2. Die Einspruch hat auch in der Sache Erfolg und führt gemäß § 21, Abs. 1 Nr. 1 PatG zum Widerruf des Patents.
2.1. Wie von der Patentinhaberin vorgetragen, ist nach Überzeugung des Senats der hier zuständige Fachmann als Maschinenbauingenieur mit Hochschulbildung zu sehen, da nur ein solcher in der Lage ist, angesichts der allgemein gehaltenen, unspezifischen Angaben in der Streitpatentschrift die Erfindung nachzuarbeiten.
2.2. Der Beschlussfassung liegt folgendes Verständnis der Patentansprüche zugrunde:
Die Bezeichnungen "Bearbeitungsobjekt" sowie "Bearbeitungsart" sind nicht aus sich selbst heraus verständlich.

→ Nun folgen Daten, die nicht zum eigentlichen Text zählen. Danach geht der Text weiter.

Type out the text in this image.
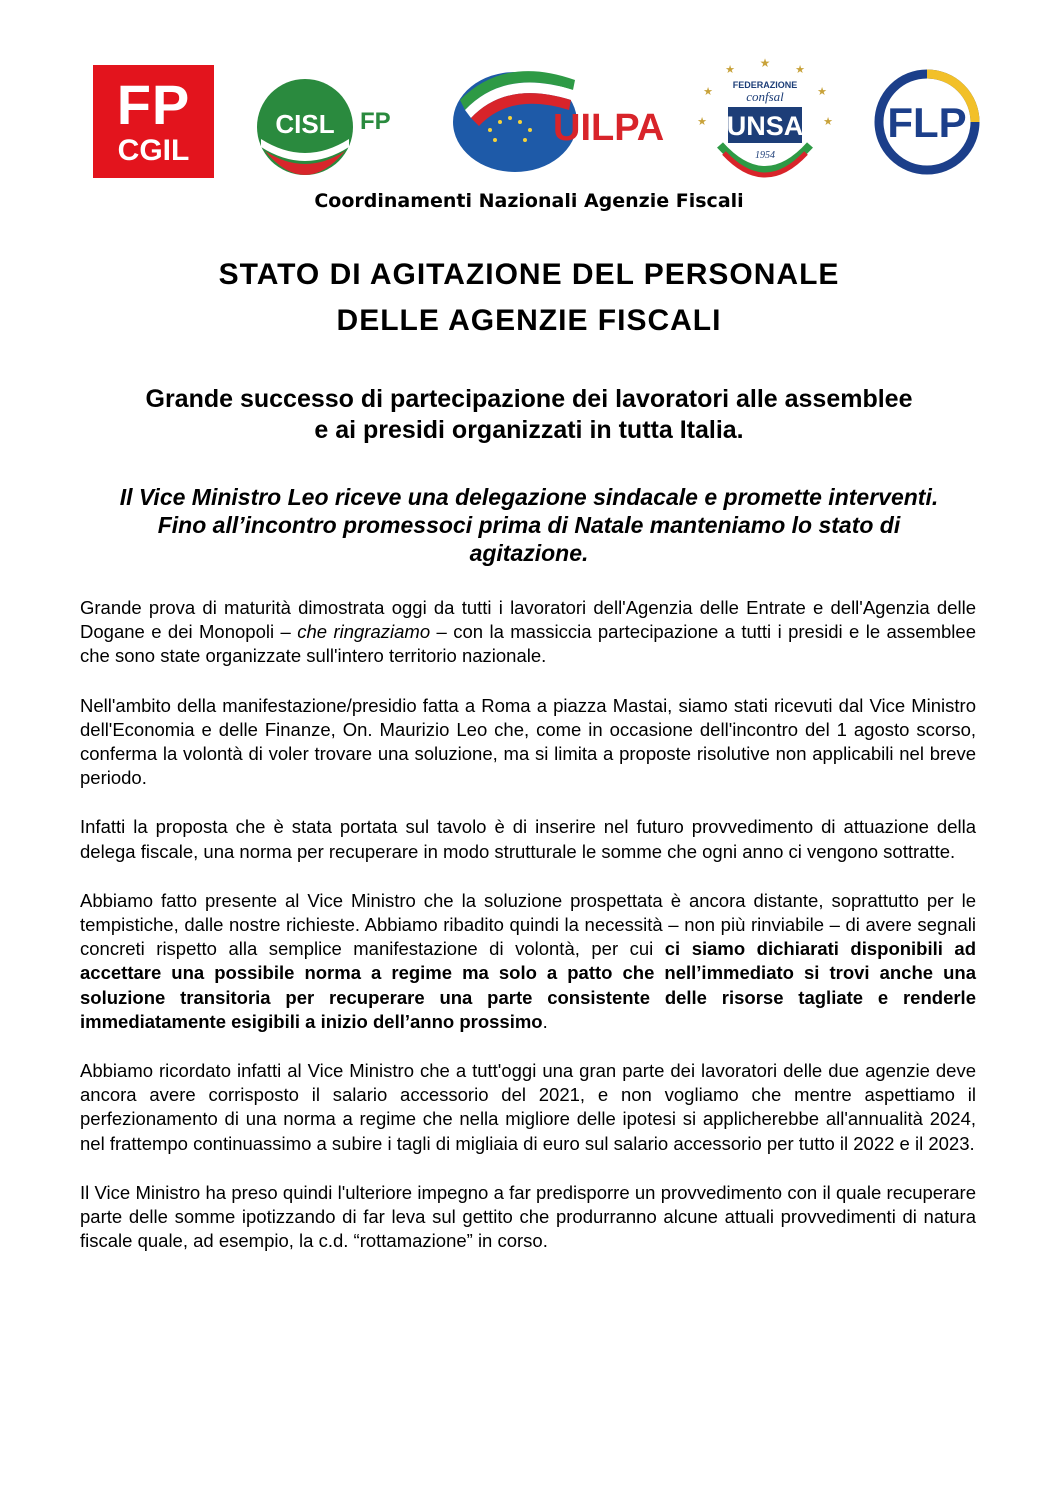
FP
CGIL
CISL FP	UILPA
★
★	★
★	★
★	★
FEDERAZIONE
confsal
UNSA
1954
FLP
Coordinamenti Nazionali Agenzie Fiscali
STATO DI AGITAZIONE DEL PERSONALE
DELLE AGENZIE FISCALI
Grande successo di partecipazione dei lavoratori alle assemblee
e ai presidi organizzati in tutta Italia.
Il Vice Ministro Leo riceve una delegazione sindacale e promette interventi.
Fino all’incontro promessoci prima di Natale manteniamo lo stato di
agitazione.

Grande prova di maturità dimostrata oggi da tutti i lavoratori dell'Agenzia delle Entrate e dell'Agenzia delle Dogane e dei Monopoli – che ringraziamo – con la massiccia partecipazione a tutti i presidi e le assemblee che sono state organizzate sull'intero territorio nazionale.

Nell'ambito della manifestazione/presidio fatta a Roma a piazza Mastai, siamo stati ricevuti dal Vice Ministro dell'Economia e delle Finanze, On. Maurizio Leo che, come in occasione dell'incontro del 1 agosto scorso, conferma la volontà di voler trovare una soluzione, ma si limita a proposte risolutive non applicabili nel breve periodo.

Infatti la proposta che è stata portata sul tavolo è di inserire nel futuro provvedimento di attuazione della delega fiscale, una norma per recuperare in modo strutturale le somme che ogni anno ci vengono sottratte.

Abbiamo fatto presente al Vice Ministro che la soluzione prospettata è ancora distante, soprattutto per le tempistiche, dalle nostre richieste. Abbiamo ribadito quindi la necessità – non più rinviabile – di avere segnali concreti rispetto alla semplice manifestazione di volontà, per cui ci siamo dichiarati disponibili ad accettare una possibile norma a regime ma solo a patto che nell’immediato si trovi anche una soluzione transitoria per recuperare una parte consistente delle risorse tagliate e renderle immediatamente esigibili a inizio dell’anno prossimo.

Abbiamo ricordato infatti al Vice Ministro che a tutt'oggi una gran parte dei lavoratori delle due agenzie deve ancora avere corrisposto il salario accessorio del 2021, e non vogliamo che mentre aspettiamo il perfezionamento di una norma a regime che nella migliore delle ipotesi si applicherebbe all'annualità 2024, nel frattempo continuassimo a subire i tagli di migliaia di euro sul salario accessorio per tutto il 2022 e il 2023.

Il Vice Ministro ha preso quindi l'ulteriore impegno a far predisporre un provvedimento con il quale recuperare parte delle somme ipotizzando di far leva sul gettito che produrranno alcune attuali provvedimenti di natura fiscale quale, ad esempio, la c.d. “rottamazione” in corso.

Laut Beschreibung (Spalte 4, Zeilen 17 bis 23), kann es sich bei einem Bearbeitungsobjekt um die ganze Maschine, ein Werkstück oder einen Bearbeitungsschritt handeln. Der Senat entnimmt dieser Aufzählung weder die Forderung, dass alle diese Bearbeitungsobjekte vorkommen müssen, noch dass nicht auch noch Anderes der unter subsumiert sein könnte, das nicht explizit erwähnt ist. Jedenfalls handelt es sich somit bei den Bearbeitungsverfahren Fräsen, Drehen und Bohren um Bearbeitungsobjekte im Sinne des Streitpatents, da diese Verfahren bei einer Werkzeugmaschine regelmäßig auftreten.
Als "Betriebsarten" sind in der Beschreibung "Einrichtmodus", "Simulationsmodus" sowie "Arbeitsmodus" angegeben (Spalte 3, Zeilen 42 bis 45). Insofern sieht der Senat die Vorbehalte der Patentinhaberin, in dem Artikel im Industrieanzeiger sei im Sinne des Streitpatents nicht von Bearbeitungsobjekten, sondern lediglich von Bearbeitungsarten die Rede, nicht in Einklang mit den genannten Erläuterung aus dem Beschreibungsteil der Streitpatentschrift.
Eine Sortierung der Betriebszustände bzw. Ereignisse nach den genannten Betriebsmodi ist ohnehin nicht nachvollziehbar, ebenso wenig die Verwendung des Begriffes Betriebsarten statt Betriebsmodi. Die Patentinhaberin hat dazu auch nichts vorgetragen. Außerdem steht der Begriff "Betriebsart" in den Patentansprüchen ausschließlich optional zu dem Begriff "Bearbeitungsobjekt". Daher kann sich die Beurteilung der Patentfähigkeit der erteilten Patentansprüche 1 und 10 auf die Variante "Bearbeitsobjekt" in den Merkmalen 4 und 5 unter dem Verständnis von Bearbeitungsobjekt als Bearbeitungsverfahren, wie beispielsweise Fräsen, Drehen oder Bohren beschränken.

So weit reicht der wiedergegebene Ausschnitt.